Toward New Paradigms in Global Burn Care
Dr. Barclay Stewart, Assistant Professor, Division of Trauma, Burn & Critical Care Surgery, at Harborview Medical Center and core faculty within Harborview Injury Prevention and Research Center’s (HIPRC) Global Injury Section, is working to reduce preventable death and disability after burn injury. The vast majority of burn injuries happen in low- and middle-income countries (LMICs) due to energy poverty, unsafe cooking arrangements, and insufficient policies and regulations around specific hazards. People living in LMICs and in other austere settings (e.g., frontline military environments, remote and rural communities, etc.) commonly lack access to organized trauma and burn care systems. As a result, most people who sustain a major burn injury do not receive immediate, goal-directed fluid resuscitation, which leads to preventable death and disability from shock, acute kidney injury, lung injury, compartment syndromes, and progression of the burn injury.
Delays in resuscitation stem from resource limitations (e.g., lack of crystalloid solutions, central venous access devices, and monitoring equipment), stressful operational environments and limited burn care expertise. These issues can be overcome, in part, by an operationally advantageous method of resuscitation that can be done by patients themselves, their family or friends, lay and medical first responders, and by hospital-based providers. Enteral resuscitation – drinking fluid or having it administered through a nasogastric tube – is simple, operationally advantageous, safe and has proven efficacy for large volume resuscitation (e.g., cholera). Additionally, enteral resuscitation may promote intestinal blood flow and mitigate pathologic changes in gut immune function and shifts of microbiomes. The latter have known implications on the risk of developing acute respiratory distress syndrome (ARDS), sepsis and multiple organ dysfunction after major injury. Despite the potential utility of enteral resuscitation, controlled study of enteral resuscitation compared to intravenous (IV) resuscitation has not been performed.
With outstanding mentorship from Drs. Charles Mock, Professor and HIPRC Global Injury Section Lead, Tam Pham, Professor & Chief, Burn Center, Division of Trauma, Burn & Critical Care Surgery, Monica Vavilala, HIPRC Director, Adam Gyedu and Shankar Man Rai, Dr. Stewart has received funding from the Department of Defense, NIH/Fogarty Center and institutional grants to study the effectiveness, implementation and gut-related impacts of enteral resuscitation with studies in:
- Ghana (funded, seeking approvals) – cluster-randomized effectiveness trial at 24 hospital country-wide
- Nepal (enrolling) – single-center randomized trial with focus on implementation
- Harborview (data being collected) – multi-center observational study of enteral fluid administration and resuscitation outcomes
- Harborview and Nepal (enrolling) – microbiome science projects to understand impacts of enteral resuscitation on the relative abundance of taxa within the gut and wounds of burn-injured patients.

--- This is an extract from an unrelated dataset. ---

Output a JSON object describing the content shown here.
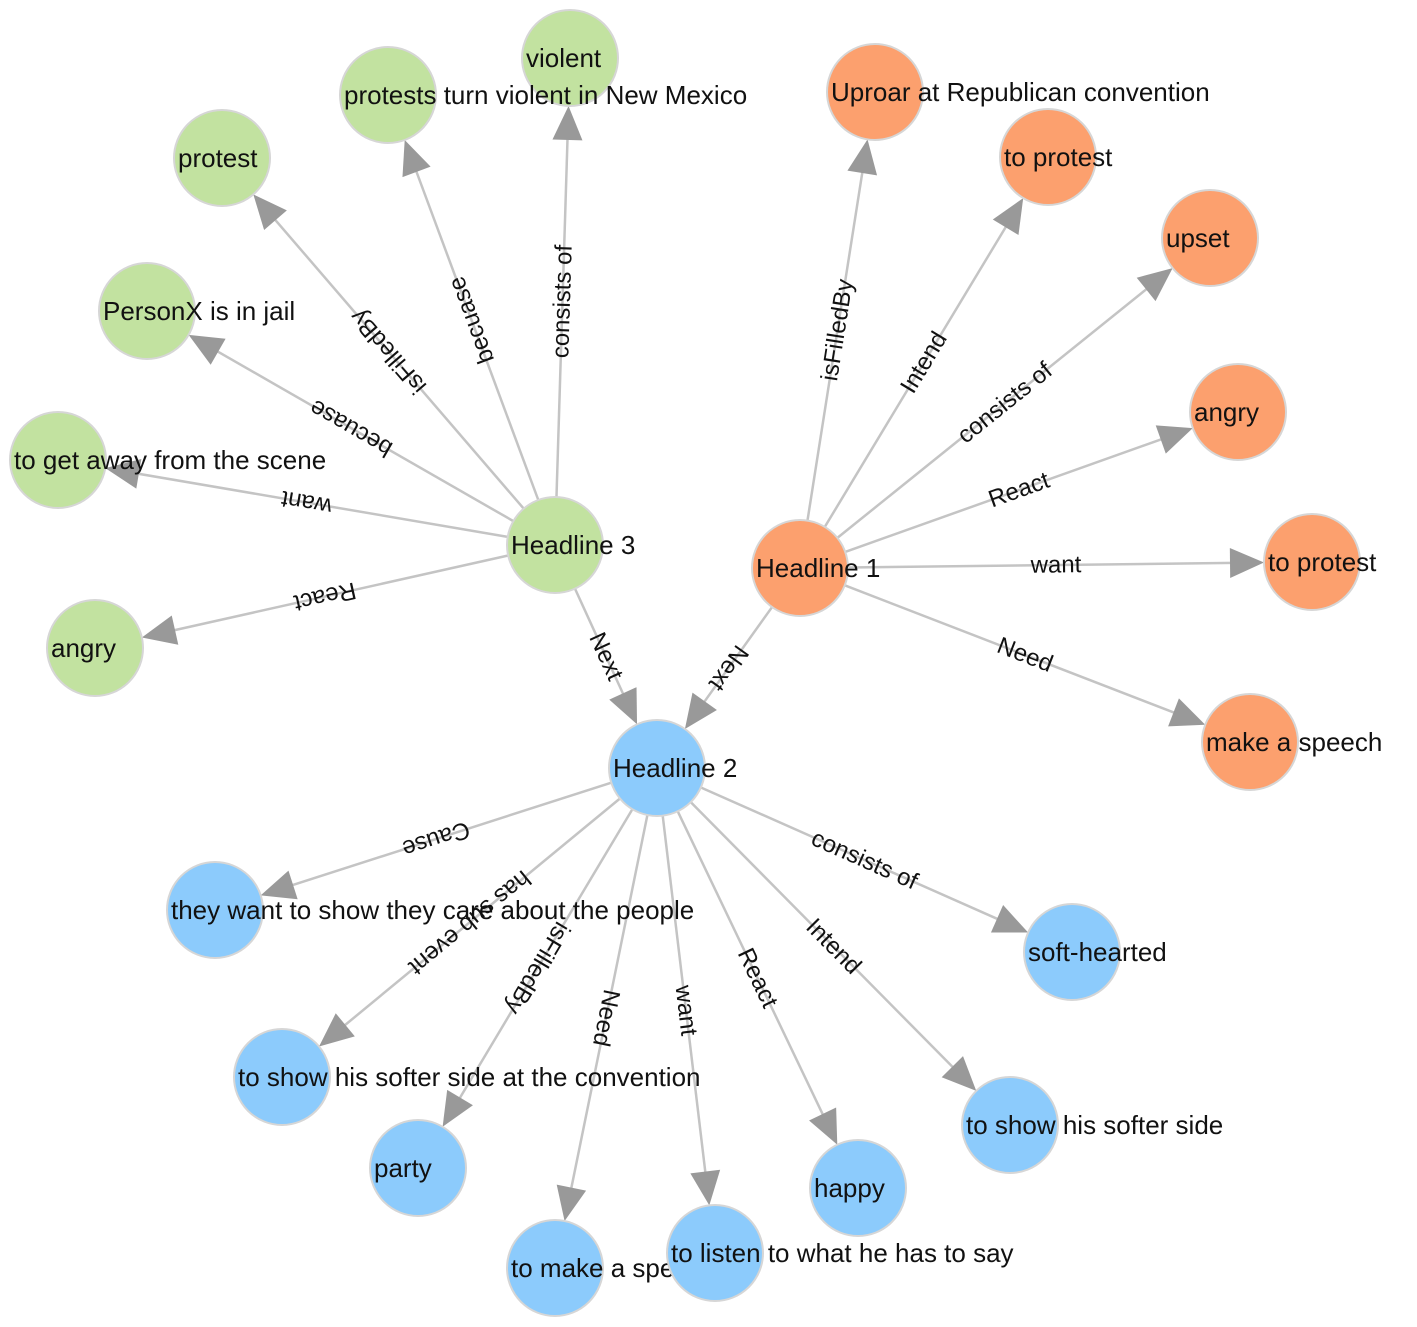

Our goal is to determine who should receive enteral resuscitation, how to deliver it to maximize safety and effectiveness, and if it is operationally and/or physiologically advantageous compared to IV resuscitation. Stay tuned for data, implications and implementation toolkits from these projects in the months and years to come!

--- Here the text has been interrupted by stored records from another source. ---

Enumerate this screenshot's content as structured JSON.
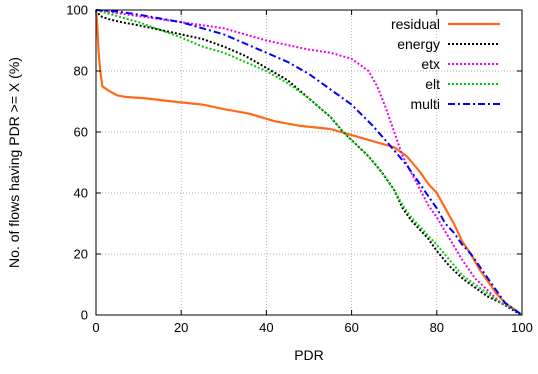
{
  "chart_data": {
    "type": "line",
    "xlabel": "PDR",
    "ylabel": "No. of flows having PDR >= X (%)",
    "xlim": [
      0,
      100
    ],
    "ylim": [
      0,
      100
    ],
    "xticks": [
      0,
      20,
      40,
      60,
      80,
      100
    ],
    "yticks": [
      0,
      20,
      40,
      60,
      80,
      100
    ],
    "grid": true,
    "legend_position": "top-right",
    "series": [
      {
        "name": "residual",
        "color": "#ff6a1a",
        "style": "solid",
        "points": [
          [
            0,
            100
          ],
          [
            0.3,
            95
          ],
          [
            0.6,
            86
          ],
          [
            1,
            80
          ],
          [
            1.5,
            75
          ],
          [
            3,
            73.5
          ],
          [
            5,
            72
          ],
          [
            7,
            71.5
          ],
          [
            12,
            71
          ],
          [
            18,
            70
          ],
          [
            25,
            69
          ],
          [
            30,
            67.5
          ],
          [
            36,
            66
          ],
          [
            42,
            63.5
          ],
          [
            48,
            62
          ],
          [
            55,
            61
          ],
          [
            60,
            59
          ],
          [
            65,
            57
          ],
          [
            70,
            55
          ],
          [
            73,
            52
          ],
          [
            76,
            47
          ],
          [
            78,
            43
          ],
          [
            80,
            40
          ],
          [
            82,
            35
          ],
          [
            84,
            30
          ],
          [
            86,
            24
          ],
          [
            88,
            20
          ],
          [
            90,
            15
          ],
          [
            92,
            11
          ],
          [
            94,
            7
          ],
          [
            96,
            4
          ],
          [
            98,
            2
          ],
          [
            100,
            0
          ]
        ]
      },
      {
        "name": "energy",
        "color": "#000000",
        "style": "dotted",
        "points": [
          [
            0,
            100
          ],
          [
            1,
            98
          ],
          [
            3,
            97
          ],
          [
            6,
            96
          ],
          [
            10,
            95
          ],
          [
            15,
            93.5
          ],
          [
            20,
            92
          ],
          [
            25,
            90.5
          ],
          [
            30,
            88
          ],
          [
            35,
            85
          ],
          [
            40,
            81
          ],
          [
            45,
            77
          ],
          [
            50,
            71
          ],
          [
            55,
            65
          ],
          [
            58,
            60
          ],
          [
            61,
            56
          ],
          [
            64,
            52
          ],
          [
            67,
            47
          ],
          [
            70,
            41
          ],
          [
            72,
            35
          ],
          [
            74,
            31
          ],
          [
            76,
            28
          ],
          [
            78,
            25
          ],
          [
            80,
            21
          ],
          [
            83,
            16
          ],
          [
            86,
            12
          ],
          [
            89,
            9
          ],
          [
            92,
            6
          ],
          [
            95,
            4
          ],
          [
            98,
            1.5
          ],
          [
            100,
            0
          ]
        ]
      },
      {
        "name": "etx",
        "color": "#ee00ee",
        "style": "dotted",
        "points": [
          [
            0,
            100
          ],
          [
            5,
            99
          ],
          [
            10,
            98
          ],
          [
            20,
            96
          ],
          [
            30,
            94
          ],
          [
            40,
            90
          ],
          [
            50,
            87
          ],
          [
            55,
            86
          ],
          [
            60,
            84
          ],
          [
            64,
            80
          ],
          [
            66,
            75
          ],
          [
            68,
            68
          ],
          [
            70,
            60
          ],
          [
            72,
            52
          ],
          [
            75,
            44
          ],
          [
            78,
            36
          ],
          [
            80,
            32
          ],
          [
            83,
            25
          ],
          [
            86,
            18
          ],
          [
            89,
            12
          ],
          [
            92,
            8
          ],
          [
            95,
            4
          ],
          [
            98,
            2
          ],
          [
            100,
            0
          ]
        ]
      },
      {
        "name": "elt",
        "color": "#00cc00",
        "style": "dotted",
        "points": [
          [
            0,
            100
          ],
          [
            5,
            98
          ],
          [
            10,
            96
          ],
          [
            15,
            93.5
          ],
          [
            20,
            91
          ],
          [
            25,
            88
          ],
          [
            30,
            86
          ],
          [
            35,
            83
          ],
          [
            40,
            80
          ],
          [
            45,
            76
          ],
          [
            50,
            71
          ],
          [
            55,
            65
          ],
          [
            58,
            60
          ],
          [
            61,
            56
          ],
          [
            64,
            52
          ],
          [
            67,
            47
          ],
          [
            70,
            41
          ],
          [
            72,
            36
          ],
          [
            74,
            32
          ],
          [
            76,
            29
          ],
          [
            78,
            26
          ],
          [
            80,
            23
          ],
          [
            83,
            18
          ],
          [
            86,
            13
          ],
          [
            89,
            10
          ],
          [
            92,
            7
          ],
          [
            95,
            4
          ],
          [
            98,
            2
          ],
          [
            100,
            0
          ]
        ]
      },
      {
        "name": "multi",
        "color": "#0000ff",
        "style": "dashdot",
        "points": [
          [
            0,
            100
          ],
          [
            5,
            99.5
          ],
          [
            10,
            98.5
          ],
          [
            20,
            96
          ],
          [
            30,
            92
          ],
          [
            40,
            86
          ],
          [
            45,
            83
          ],
          [
            50,
            79
          ],
          [
            55,
            74
          ],
          [
            60,
            69
          ],
          [
            65,
            62
          ],
          [
            70,
            54
          ],
          [
            73,
            49
          ],
          [
            76,
            43
          ],
          [
            78,
            39
          ],
          [
            80,
            35
          ],
          [
            82,
            30
          ],
          [
            84,
            27
          ],
          [
            86,
            23
          ],
          [
            88,
            20
          ],
          [
            90,
            16
          ],
          [
            92,
            12
          ],
          [
            94,
            8
          ],
          [
            96,
            4
          ],
          [
            98,
            2
          ],
          [
            100,
            0
          ]
        ]
      }
    ]
  }
}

In addition to advancing the science of burn resuscitation in austere settings, these projects are promoting collaborative relationships with UW Department of Surgery and UW Medicine Regional Burn Center with HIPRC, long-time and new international research partners, Ghana Health Service, and Walter Reed/AFRIMS Research Unit in Nepal (WARUN). These projects also support resident and fellow research and development of future surgeon researchers at UW and within Ghanaian and Nepalese training programs.